For instance, AI systems that detect a user’s emotions will be required to inform users accordingly. Deepfakes must be labelled appropriately, subject to some limitations for legitimate purposes (such as freedom of expression and freedom of the arts and sciences).
(iv) AI systems presenting low or minimal risk
AI systems presenting low or minimal risk will not be subject to additional legal obligations. Nevertheless, the AI act encourages the industry to draw up codes of conduct to incentivise the voluntary application of high-risk AI systems requirements to low-risk AI systems.
Moreover, participants along the AI value chain (users, distributors, providers, …) may still be subject to obligations arising from other legislations like the consumer protection, intellectual property rights, data protection and digital service legislation.
Enforcement framework and penalties
Market surveillance authorities will be able to prohibit or withdraw from the market an AI system presenting a risk to health, safety or the protection of fundamental rights of individuals, if the AI system operator fails to take adequate corrective measures to ensure that the AI system concerned no longer presents that risk and to comply with the AI Act.
Infringements shall be subject to administrative fines of up to 7,5M, 15M or 35M EUR depending on the infringement or, and only if the offender is a company, up to 1%, 3% or 7% of its total worldwide annual turnover for the preceding financial year, whichever is higher.
And now what?
The presence of AI is growing fast. People and companies are not always aware that they are using or being confronted with AI. The entry into force of the AI Act requires companies to increase their consciousness about their use of AI and to adapt their risk and quality management processes to ensure compliance.

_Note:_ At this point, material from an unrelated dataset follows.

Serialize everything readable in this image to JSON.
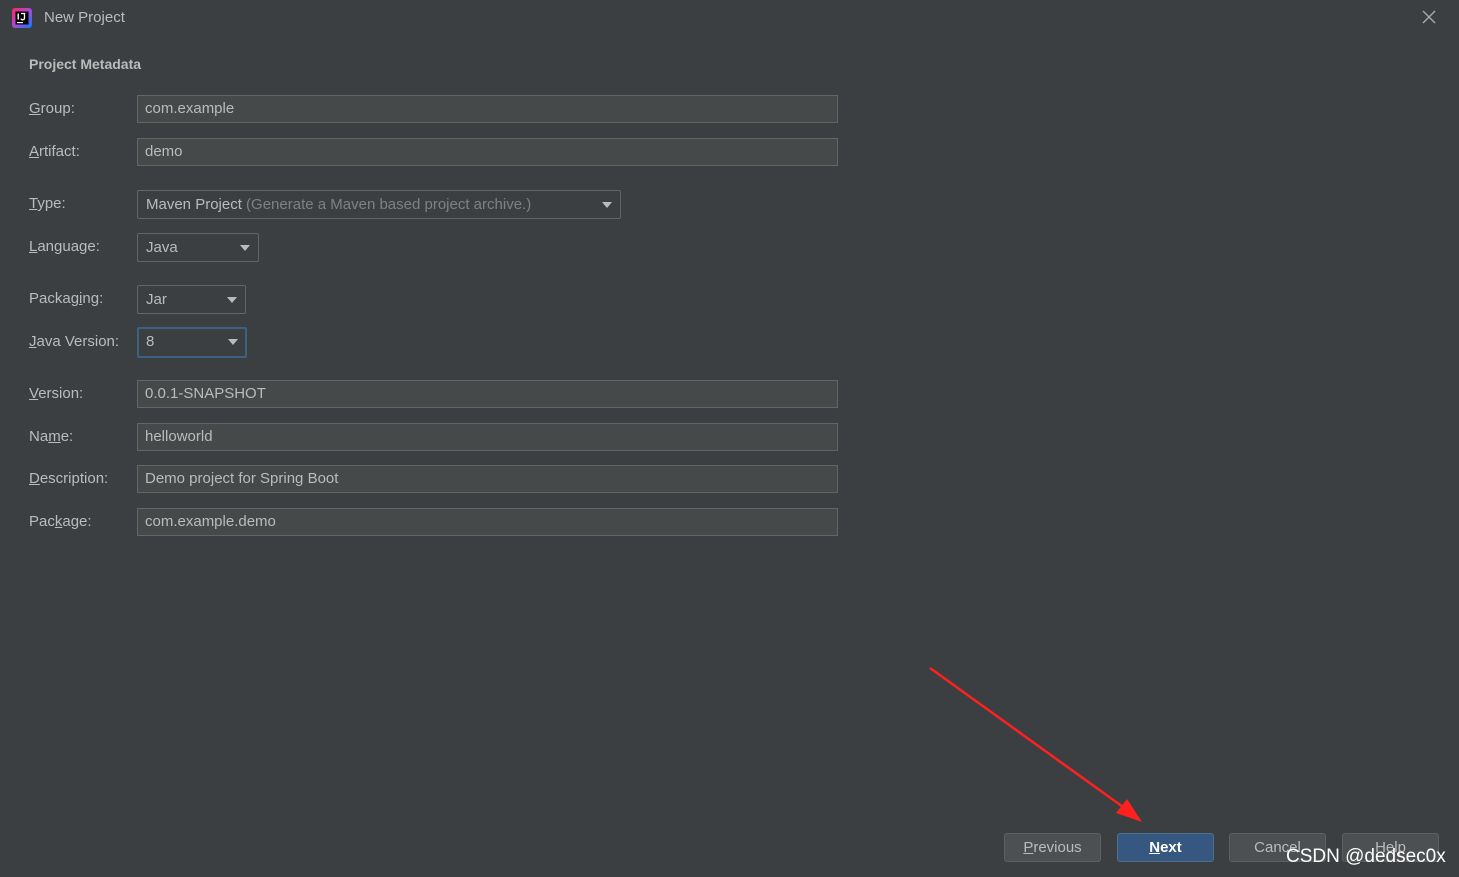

Manufacturers, distributors and IT providers may need to (i) amend existing contracts to mitigate compliance liability risks, (ii) document compliance, and (iii) integrate new AI policies that strike a correct balance between protecting innovation and being transparent. Such policies must ensure compliance with other legal obligations, such as the protection of copyrights and other intellectual property rights.
In the coming months, while closely monitoring the EU’s drawing of guidelines on prohibited practices and high-risk AI systems, we will assist clients in translating legal requirements into workable policies and practices.